Everybody Has A Manufacturing Strategy Except the USA

If you want to field a good baseball team, you don’t just show up on opening day and say “Let’s play.”  No, you carefully plan your team.  You make sure to get the best pitchers (“pitching, pitching, pitching,” as they say).  And you make sure your sluggers take a lot of batting practice.  In short you work at it and you plan.

The same fundamental idea applies to building a nation’s manufacturing sector.  With global competition so aggressive, it’s not enough to simply hope that other countries will buy your exports.  You have to make a concerted effort to build up your factories and then give them the tools to succeed.

Take Germany, for example. The German workforce continues to be well-paid and highly unionized while the country enjoys the position of being a manufacturing juggernaut.  The secret?  Thriving labor conditions are combined with smartly targeted niche production, industrial specialization, and deliberately localized financing. 

Simply put, Germany has identified and implemented the key steps it needs to field a home run-hitting industrial sector.

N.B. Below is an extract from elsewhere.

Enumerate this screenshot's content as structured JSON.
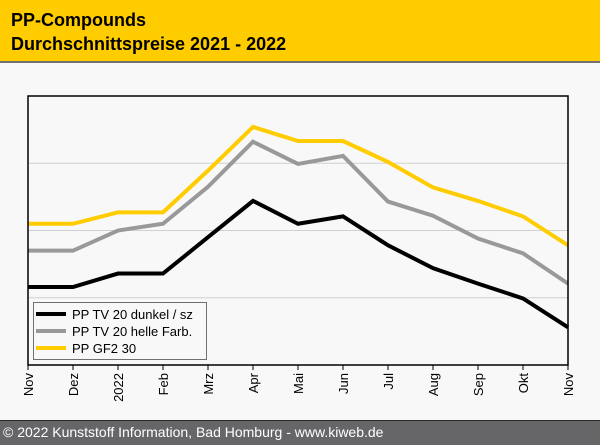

However, almost every industrialized nation has adopted similar tactics.  Common sense tells us that manufacturing generates value-added income.  It produces wealth and supports good-paying jobs.  Why shouldn’t these countries do what it takes to win?

Sadly, the United States is the one major country without any semblance of a manufacturing strategy.  The U.S. has no concerted plan to address predatory trade from other countries or to focus investment on new areas of technology.  The Alliance for American Manufacturing (AAM) has repeatedly offered a key plan for U.S. manufacturing, one that would pull together efforts in these key areas.

The latest country intent on bypassing the U.S. on the road to industrial success is India.  As Adrienne Selko reports in IndustryWeek, the Government of India is ramping up its factories:

In an effort to make manufacturing a larger percentage of its GDP (it’s
now at 16%) and employ 100 million people, the government of India
announced last week that it will cut regulatory burdens, create
manufacturing zones and promote green technologies.

Selko spoke with AAM Executive Director, who says that it’s logical for India to take steps such as reducing bureaucracy and increasing industrial investment:

“India has a growing middle class and manufacturing for that market is a sound strategy. The threat is that the U.S. does not have its own national policy,” explains Paul.